According to the Tribal Council of Palmyra and Badia, two Syrian men, Moayad al-Obaid and Abdulaziz Al-Obaid, died under torture in the Assad regime’s notorious Sednaya prison. The military prison, located 30 kilometers north of Damascus, has allegedly tortured and executed more than 30,000 detainees since the start of the Syrian war over ten years ago.
The father and son previously resided in the al-Rukban refugee camp, an internationally displaced persons camp located in an arid territory boarding Jordan and Iraq. Moayad al-Obaid and Abdulaziz Al-Obaid reportedly left Rukban in 2020 due to deteriorating conditions in the camp.
After negotiating the conditions of their resettlement in regime controlled areas with the Syrian Red Crescent and the Russian Reconciliation Center for Syria, the two men returned to their hometown of Al-Qaryatayn in the eastern countryside of Homs. According to the Syrian Observatory for Human Rights (SOHR), they were arrested by regime forces and Hezbollah-affiliated militias only two months after their resettlement, and were disappeared with only rumors of their detention at Sednaya.
On November 1st, the Middle East Monitor reported that news of the father and son’s death had reached their family. According to a source close to the Al-Obaid family, who spoke to the news outlet, Al-Araby Al-Jadeed, ”the regime security apparatus arrested Moayad and his son two months after their return and took them to an unknown place. Two days ago, the family received the news of their death, but it has not received the bodies.”

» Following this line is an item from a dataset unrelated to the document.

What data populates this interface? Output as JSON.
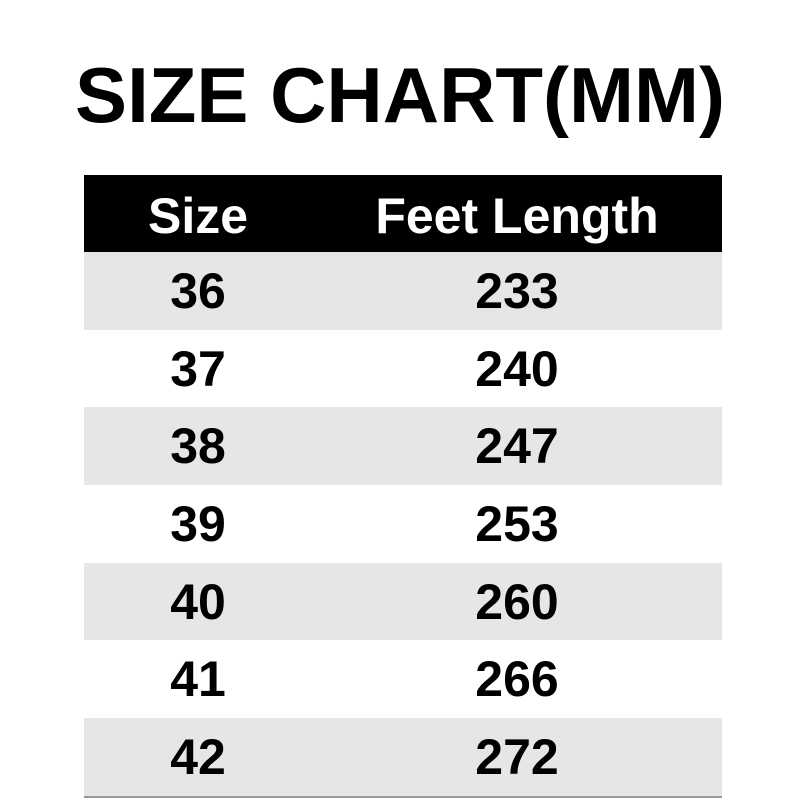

The two men’s departure from Rukban and their subsequent death and torture at the hands of the Assad regime reinforces the fact that destitute conditions of refugee camps forces internationally displaced persons to return to dangerous regime controlled areas.
According to the Syrian Emergency Task Force’s report, Rukban: War of Attrition on Civilians, “Rukban’s remaining residents are amongst the most vulnerable people in Syria. They face persistent risk of starvation, water shortages, lack of education and medical care, inclement weather, and unemployment. For the camp’s residents, the only way to obtain medical care is to return to Assad-controlled territories, where regime authorities have been known to detain people leaving Rukban.”
The report continues by saying, “several reports suggest that pregnant Rukban residents forced to seek medical care in Assad-controlled territory were detained and prevented from returning to their families. Those forced to return out of desperation face forced conscription, detention, or even extrajudicial killings.”
Indeed, a Rukban community leader affirmed that the regime does “not allow anyone to return after treatment. When someone leaves the prison, that person then goes back to their home, but if they want to return to Rukban, that person can return through smuggling, but pays very large sums to do so.”
This sentiment was echoed by the Rt. Hon. David Miliband, President and CEO of the International Rescue Committee, during a Senate Foreign Relations Committee hearing in May 2019. Delivering his address, “The Humanitarian Impact of Eight Years of War in Syria,” Miliband acknowledged that those who fled Rukban were in danger of being tortured and executed upon their return to regime controlled areas.